Tuesday, September 25, 2007

Washington Post Editorial on Partition

Richard Cohen Argues That Partition is Inevitable

If proof were needed that the story of Bosnia' war is still being fought over, here it is--an Op-Ed from the Sept. 25, 2007 Washington Post arguing for the partition of Iraq into Sunni, Shiite, and Kurdish states. And note that Cohen uses the Republika Srpska as one example of partition.

He claims that Bosnia and places like it break apart because different ethnic groups "cannot get along." This is the sort of simple-minded, myopic, and ahistorical pseudo-analysis which was used to justify inaction and disengagement during the war. It would be nice of Cohen could acknowledge the absence of centralized control and the degredation of civic culture in Iraq. It would also be helpful--and honest--if he were to acknowledge that while both Yugoslavia and Iraq were modern nation-states, the complex multicultural societies they contained were much, much older, and had lived with varying degrees of intermixture for centuries.

Opponants of intervention often accused pro-interventionists of being naive, supporting an idealized multi-cultural Bosnia where everybody held hands and got along swimmingly. "Realists" like Cohen, however, live in a world where every breakdown in civil order can be ascribed to the same, one-size-fits-all root cause of "ancient ethnic hatred."


Katja R. said...

Greetings from Sarajevo!
Really a stimulating series of articles to read, thanks!

Kirk Johnson said...

Thanks--and it's good to hear from you!

You're in Sarajevo--you lucky gal!

Anonymous said...

"'Realists' like Cohen, however, live in a world where every breakdown in civil order can be ascribed to the same, one-size-fits-all root cause of 'ancient ethnic hatred.'"

You are absolutely correct. We (Bosniaks, Serbs, and Croats) lived together for centuries, and we will continue to live together no matter what happens. Our destiny is to be together, and no border will ever change that fact.

I invite Richard Cohen to come and respond to our critique of his 'realism.' I am sure this blog will pop-up when Richard Cohen Google's his name.

Well done Kirk!
It would be my honor to get in touch with you via E-mail, so I could keep you on my list of friends. I am proud of your work, and I am proud of your blog, and I rate this academic project 10/10!

Anonymous said...

Kirk, hi again. Hope you don't get mad at me for posting 2 comments, but nevertheless I thought this would be interesting.

Serbian historians like to put a full blame for war in Bosnia-Herzegovina on Bosniaks and Croats who sought "independence". As a matter of the fact, Bosnian Serb (and Serbian) politicians started creating mess in Bosnia-Herzegovina long before independence.

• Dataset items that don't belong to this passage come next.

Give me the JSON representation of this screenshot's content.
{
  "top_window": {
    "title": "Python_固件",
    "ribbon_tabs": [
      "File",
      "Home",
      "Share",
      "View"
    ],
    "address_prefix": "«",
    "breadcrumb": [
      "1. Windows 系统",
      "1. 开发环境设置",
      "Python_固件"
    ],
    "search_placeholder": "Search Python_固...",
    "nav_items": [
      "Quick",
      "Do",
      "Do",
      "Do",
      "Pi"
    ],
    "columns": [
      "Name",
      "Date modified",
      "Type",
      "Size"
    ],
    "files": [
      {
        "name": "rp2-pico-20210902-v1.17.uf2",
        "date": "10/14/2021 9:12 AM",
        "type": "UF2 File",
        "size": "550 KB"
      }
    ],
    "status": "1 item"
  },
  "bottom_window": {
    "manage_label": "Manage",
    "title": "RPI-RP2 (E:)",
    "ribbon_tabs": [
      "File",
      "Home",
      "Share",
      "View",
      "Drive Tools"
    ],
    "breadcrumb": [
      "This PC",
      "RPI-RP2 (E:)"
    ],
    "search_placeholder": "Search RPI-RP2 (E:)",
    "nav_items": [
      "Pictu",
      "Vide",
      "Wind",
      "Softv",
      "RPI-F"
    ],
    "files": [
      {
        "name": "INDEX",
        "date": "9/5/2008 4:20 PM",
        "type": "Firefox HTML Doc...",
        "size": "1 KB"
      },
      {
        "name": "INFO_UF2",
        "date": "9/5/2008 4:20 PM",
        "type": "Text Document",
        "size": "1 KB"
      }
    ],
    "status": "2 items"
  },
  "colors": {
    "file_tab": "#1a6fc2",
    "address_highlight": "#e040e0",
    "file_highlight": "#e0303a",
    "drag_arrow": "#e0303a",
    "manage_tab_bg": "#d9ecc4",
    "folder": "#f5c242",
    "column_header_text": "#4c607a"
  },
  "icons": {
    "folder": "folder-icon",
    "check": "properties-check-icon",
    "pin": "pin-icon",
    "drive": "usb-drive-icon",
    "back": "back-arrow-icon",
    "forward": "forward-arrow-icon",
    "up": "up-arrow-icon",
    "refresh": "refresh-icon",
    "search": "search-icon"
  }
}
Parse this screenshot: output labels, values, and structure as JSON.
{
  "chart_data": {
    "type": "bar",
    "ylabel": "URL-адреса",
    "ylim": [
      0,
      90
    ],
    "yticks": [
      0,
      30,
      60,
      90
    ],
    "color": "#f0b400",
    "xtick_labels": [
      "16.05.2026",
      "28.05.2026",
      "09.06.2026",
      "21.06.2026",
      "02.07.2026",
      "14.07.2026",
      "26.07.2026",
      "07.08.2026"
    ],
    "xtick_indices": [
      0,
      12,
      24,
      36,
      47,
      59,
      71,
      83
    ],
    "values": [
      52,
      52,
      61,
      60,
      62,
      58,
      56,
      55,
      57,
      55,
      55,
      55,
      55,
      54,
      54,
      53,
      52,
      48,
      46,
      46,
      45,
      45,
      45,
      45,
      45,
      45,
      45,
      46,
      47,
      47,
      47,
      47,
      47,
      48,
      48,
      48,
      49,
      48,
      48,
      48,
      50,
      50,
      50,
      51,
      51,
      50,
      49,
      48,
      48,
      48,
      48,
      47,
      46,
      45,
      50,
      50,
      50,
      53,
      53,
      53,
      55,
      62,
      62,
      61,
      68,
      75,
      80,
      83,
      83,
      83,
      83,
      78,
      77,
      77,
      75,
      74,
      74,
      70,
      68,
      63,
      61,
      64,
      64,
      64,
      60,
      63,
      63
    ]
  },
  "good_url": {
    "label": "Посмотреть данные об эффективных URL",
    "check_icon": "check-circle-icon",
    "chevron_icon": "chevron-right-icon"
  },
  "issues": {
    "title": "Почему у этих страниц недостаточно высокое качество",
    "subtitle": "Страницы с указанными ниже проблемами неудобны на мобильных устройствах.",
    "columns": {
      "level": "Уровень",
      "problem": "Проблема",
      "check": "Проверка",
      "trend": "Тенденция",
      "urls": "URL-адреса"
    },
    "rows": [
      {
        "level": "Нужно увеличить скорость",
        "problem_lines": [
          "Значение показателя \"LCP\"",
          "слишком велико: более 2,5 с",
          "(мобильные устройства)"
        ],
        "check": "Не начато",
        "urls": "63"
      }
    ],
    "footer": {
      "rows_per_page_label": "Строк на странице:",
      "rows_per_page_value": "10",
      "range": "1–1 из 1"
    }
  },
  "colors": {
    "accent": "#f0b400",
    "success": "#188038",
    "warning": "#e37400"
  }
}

In 1991 several self-styled “Serb Autonomous Regions” were declared in areas of Bosnia with large Serb populations. Evidence emerged that the Yugoslav People's Army was being used to send secret arms deliveries to the Bosnian Serbs from Belgrade. In August the Serbian Democratic Party began boycotting the Bosnian presidency meetings; in October it removed its deputies from the Bosnian assembly and set up a “Serb National Assembly” in Banja Luka. By then full-scale war had broken out in Croatia, and the breakup of Yugoslavia was under way. Bosnia's position became highly vulnerable. The possibility of partitioning Bosnia had been discussed during talks between the Croatian president, Franjo Tudjman, and the Serbian president, Slobodan MiloŇ°evic, earlier in the year, and two Croat “communities” in northern and southwestern Bosnia, similar in some ways to the “Serb Autonomous Regions,” were proclaimed in November 1991. When the European Community (EC; now European Union) recognized the independence of Croatia and Slovenia in December, it invited Bosnia to apply for recognition also. A referendum on independence was held February 29–March 1, 1992, although Karadzic's party obstructed voting in many Serb-populated areas. Nearly two-thirds of the electorate cast a vote; almost all voted for independence, which was officially proclaimed on March 3 by President Izetbegovic.

Kirk, if you have time, please comment! And thanks!